Attached network drives are also common, but this media is much more expensive. Network storage requires the real estate to host it and expensive hardware to secure and maintain it. But unlike most tape systems, network drives offer archive data that’s readily available should the organization or investigators ever need to access it.

A third common option is cloud storage. Cloud storage has the advantages of availability and low costs, but the speed is dependent on the organization’s bandwidth and network speed. Many organizations have moved to cloud storage for its convenience and savings, but it’s still the responsibility of the organization to keep the data secure.

The process of archiving data is often automated using software. The features and capabilities offered by archiving software depend on the vendor, but most have standard features across every platform. An administrator configures the time, location, and data that must be archived, and the software does the rest. An archiving policy must be created to determine the rules behind moving data. Using archive policies, an administrator ensures that data moved to the storage location follows the right regulatory standards and requirements.

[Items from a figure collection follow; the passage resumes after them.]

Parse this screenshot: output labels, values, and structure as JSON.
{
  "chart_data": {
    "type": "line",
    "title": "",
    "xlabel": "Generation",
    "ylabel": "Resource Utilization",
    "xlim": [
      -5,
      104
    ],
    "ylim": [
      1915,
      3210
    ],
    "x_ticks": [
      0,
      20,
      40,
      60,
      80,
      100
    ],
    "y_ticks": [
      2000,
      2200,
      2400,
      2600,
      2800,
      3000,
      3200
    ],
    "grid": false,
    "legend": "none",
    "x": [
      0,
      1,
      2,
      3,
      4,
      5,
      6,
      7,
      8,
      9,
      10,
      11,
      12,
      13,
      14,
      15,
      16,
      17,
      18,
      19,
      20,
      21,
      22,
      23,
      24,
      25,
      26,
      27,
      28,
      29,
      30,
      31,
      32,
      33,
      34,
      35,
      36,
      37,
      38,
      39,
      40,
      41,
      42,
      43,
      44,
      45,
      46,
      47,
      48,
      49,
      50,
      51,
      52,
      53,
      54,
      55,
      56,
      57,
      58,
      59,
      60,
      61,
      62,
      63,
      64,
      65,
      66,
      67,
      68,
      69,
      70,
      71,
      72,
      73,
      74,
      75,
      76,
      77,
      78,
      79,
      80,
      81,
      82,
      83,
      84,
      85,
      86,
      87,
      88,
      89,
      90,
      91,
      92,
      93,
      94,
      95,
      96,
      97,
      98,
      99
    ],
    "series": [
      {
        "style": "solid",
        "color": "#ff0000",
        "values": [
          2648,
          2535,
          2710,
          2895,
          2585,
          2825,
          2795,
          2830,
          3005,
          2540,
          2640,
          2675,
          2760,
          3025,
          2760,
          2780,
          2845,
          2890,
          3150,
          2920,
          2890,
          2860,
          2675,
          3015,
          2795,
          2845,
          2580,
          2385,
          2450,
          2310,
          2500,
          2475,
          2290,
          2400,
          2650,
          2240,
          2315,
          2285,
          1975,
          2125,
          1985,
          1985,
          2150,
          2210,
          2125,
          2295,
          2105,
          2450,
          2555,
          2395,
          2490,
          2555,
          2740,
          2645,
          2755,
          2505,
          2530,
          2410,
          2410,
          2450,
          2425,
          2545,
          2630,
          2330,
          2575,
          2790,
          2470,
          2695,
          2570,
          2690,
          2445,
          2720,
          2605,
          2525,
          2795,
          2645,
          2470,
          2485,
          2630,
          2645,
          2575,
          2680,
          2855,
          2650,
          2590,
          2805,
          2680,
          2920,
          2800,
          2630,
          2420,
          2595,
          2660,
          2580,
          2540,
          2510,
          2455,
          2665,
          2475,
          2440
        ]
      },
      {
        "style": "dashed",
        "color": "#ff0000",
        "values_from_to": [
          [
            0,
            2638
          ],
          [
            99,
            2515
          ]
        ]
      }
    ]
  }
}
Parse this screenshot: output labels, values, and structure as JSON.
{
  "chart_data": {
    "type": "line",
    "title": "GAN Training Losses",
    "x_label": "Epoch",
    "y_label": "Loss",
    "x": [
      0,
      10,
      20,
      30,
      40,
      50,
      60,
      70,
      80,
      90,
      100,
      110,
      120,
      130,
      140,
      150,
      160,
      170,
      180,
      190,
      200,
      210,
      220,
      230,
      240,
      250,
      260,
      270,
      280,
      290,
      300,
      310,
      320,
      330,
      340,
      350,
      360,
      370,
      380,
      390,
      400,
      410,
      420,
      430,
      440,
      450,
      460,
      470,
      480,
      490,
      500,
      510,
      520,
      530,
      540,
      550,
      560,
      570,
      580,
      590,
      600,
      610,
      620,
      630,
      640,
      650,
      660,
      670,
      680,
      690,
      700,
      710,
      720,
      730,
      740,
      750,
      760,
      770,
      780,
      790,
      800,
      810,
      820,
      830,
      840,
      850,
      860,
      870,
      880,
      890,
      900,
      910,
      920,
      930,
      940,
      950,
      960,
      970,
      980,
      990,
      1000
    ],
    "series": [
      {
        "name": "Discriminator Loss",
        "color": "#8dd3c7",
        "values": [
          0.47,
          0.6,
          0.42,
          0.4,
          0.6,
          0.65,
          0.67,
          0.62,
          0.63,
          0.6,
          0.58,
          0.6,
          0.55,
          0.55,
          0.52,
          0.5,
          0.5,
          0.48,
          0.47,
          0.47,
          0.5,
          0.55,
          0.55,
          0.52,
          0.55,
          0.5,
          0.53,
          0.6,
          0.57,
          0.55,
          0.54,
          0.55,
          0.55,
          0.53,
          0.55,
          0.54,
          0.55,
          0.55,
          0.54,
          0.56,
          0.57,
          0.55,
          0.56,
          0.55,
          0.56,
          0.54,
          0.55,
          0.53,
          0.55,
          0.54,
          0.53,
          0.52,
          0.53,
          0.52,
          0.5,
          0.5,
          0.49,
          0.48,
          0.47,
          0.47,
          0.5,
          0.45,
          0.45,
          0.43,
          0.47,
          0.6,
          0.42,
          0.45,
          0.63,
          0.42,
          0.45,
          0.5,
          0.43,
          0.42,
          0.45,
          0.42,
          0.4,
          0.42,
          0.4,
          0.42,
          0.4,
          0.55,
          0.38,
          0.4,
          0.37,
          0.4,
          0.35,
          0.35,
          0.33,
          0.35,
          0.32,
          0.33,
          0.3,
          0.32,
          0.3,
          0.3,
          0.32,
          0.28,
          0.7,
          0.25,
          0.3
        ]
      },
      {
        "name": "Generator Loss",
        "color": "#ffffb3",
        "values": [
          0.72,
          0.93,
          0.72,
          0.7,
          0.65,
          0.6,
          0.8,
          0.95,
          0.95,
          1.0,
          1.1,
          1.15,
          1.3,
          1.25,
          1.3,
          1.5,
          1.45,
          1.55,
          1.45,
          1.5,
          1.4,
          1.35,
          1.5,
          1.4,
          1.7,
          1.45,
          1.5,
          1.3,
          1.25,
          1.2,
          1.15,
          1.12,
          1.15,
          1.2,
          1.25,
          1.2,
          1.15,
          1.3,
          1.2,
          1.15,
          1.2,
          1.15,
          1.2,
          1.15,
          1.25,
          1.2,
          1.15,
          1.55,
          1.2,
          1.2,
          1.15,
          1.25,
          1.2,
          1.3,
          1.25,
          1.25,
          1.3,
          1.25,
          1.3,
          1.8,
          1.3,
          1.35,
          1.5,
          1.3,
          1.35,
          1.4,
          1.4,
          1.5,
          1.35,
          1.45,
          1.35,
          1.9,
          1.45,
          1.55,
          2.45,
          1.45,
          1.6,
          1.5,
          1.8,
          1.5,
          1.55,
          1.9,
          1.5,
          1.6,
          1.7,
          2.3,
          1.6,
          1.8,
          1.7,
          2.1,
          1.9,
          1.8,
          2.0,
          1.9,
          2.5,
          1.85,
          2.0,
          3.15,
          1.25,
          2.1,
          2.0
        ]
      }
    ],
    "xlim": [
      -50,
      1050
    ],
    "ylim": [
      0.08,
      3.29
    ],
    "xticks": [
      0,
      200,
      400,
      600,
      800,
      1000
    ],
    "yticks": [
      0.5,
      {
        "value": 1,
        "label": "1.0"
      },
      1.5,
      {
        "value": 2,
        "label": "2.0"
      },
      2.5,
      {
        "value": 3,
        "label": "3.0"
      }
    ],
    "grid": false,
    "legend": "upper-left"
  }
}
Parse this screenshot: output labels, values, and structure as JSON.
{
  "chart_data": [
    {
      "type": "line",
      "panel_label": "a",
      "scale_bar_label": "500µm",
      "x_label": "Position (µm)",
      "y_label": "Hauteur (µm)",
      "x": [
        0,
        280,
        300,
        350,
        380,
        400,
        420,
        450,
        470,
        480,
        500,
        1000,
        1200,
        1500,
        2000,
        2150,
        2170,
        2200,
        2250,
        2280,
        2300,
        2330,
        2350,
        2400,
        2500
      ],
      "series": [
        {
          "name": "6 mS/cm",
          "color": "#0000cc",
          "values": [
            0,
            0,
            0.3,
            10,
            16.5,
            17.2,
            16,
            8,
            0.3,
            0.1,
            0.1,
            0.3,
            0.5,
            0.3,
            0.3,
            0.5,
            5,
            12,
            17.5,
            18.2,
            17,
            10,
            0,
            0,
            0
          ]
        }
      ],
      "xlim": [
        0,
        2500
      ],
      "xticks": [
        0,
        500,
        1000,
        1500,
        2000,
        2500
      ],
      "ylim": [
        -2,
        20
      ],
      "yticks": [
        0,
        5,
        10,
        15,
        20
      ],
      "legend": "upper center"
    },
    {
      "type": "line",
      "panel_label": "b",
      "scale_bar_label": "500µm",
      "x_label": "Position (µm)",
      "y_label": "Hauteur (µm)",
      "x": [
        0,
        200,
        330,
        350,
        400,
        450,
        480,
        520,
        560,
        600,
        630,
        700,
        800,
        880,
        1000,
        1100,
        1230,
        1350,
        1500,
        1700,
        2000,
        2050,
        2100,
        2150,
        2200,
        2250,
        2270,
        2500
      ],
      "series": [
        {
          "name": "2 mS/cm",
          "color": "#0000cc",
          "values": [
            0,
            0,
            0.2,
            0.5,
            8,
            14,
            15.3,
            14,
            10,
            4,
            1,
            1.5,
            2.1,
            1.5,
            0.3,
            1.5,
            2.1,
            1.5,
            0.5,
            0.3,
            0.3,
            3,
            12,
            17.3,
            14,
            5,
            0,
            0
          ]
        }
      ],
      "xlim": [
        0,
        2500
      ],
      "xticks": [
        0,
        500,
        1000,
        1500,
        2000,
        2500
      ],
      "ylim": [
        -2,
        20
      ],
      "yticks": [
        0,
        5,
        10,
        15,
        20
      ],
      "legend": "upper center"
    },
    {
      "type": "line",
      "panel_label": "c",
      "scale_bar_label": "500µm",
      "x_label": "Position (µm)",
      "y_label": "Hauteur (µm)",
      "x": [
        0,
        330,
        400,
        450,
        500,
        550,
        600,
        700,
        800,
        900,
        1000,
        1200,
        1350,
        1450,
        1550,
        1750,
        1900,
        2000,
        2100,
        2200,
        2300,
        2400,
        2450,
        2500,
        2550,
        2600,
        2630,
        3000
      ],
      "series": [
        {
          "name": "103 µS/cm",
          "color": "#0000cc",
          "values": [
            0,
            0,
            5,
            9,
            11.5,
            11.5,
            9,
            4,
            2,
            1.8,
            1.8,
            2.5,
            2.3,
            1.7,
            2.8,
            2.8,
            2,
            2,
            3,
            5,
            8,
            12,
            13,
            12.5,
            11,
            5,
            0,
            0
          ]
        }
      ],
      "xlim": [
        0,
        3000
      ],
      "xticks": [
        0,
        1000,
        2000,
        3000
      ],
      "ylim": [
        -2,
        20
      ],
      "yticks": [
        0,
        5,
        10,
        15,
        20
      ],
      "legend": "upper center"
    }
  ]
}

In conjunction with other rules about archiving, a retention policy is also necessary. A retention policy determines the amount of time an archive stays available before the data can be overwritten or destroyed. Typically, a retention policy for backups is about 30 days, but archived data might be retained longer before it’s destroyed. Some organizations keep archived data for years before media is rotated or archives are deleted. For the most sensitive data, archives may never be overwritten or destroyed. Archiving and compliance standards could have a retention policy requirement, so organizations should ensure that this configuration does not violate any regulatory standards.

Benefits of Having a Data Archive Policy

The two main benefits of archiving data are the cost savings and the ability to free up faster storage devices. Archived data can be stored on cheaper storage devices, provided those devices are reliable and are protected from failure. To ensure archives do not suffer from device failure, they could be a part of backup procedures or stored in the cloud where the provider ensures the reliability of the hardware.

Freeing up faster storage devices also saves the organization money. Instead of buying more storage devices, the organization can archive data and free up current space for newer data.

Administrators must know what data is being archived so that the process does not interfere with user productivity. Files that were created years ago might still be used every day, so they should not be archived. Email messages might fall under this same scenario as well. Email messages users save in their inbox should not be archived, but messages that users no longer need can be moved to an email archiving system instead of remaining on the email server.

What is the Difference Between Archives and Backups?

People often confuse data archives with backups, and the two terms are often—but incorrectly—used interchangeably. While both are important, archives and backups are used for different purposes. Here are a few key differences.

Whereas backups store a copy of data, archiving moves it to a new location to free up space.

Backups are critical for compliance, disaster recovery and business continuity. Archives, on the other hand, are necessary for compliance. Some organizations may use archived data and backups together—backing up an archive helps ensure its integrity.

If compliance requires archives, an organization should make sure that retention policies laid out by standards are followed to avoid fines. And both backups and archives should be adequately secured.

Ineffective cybersecurity defenses could make all archive data is accessible to cyber attacks. A data breach on an archive could be devastating to business integrity and brand reputation. Whether it’s backups or archives, ensure that these files are tightly secured from attackers and their exploits.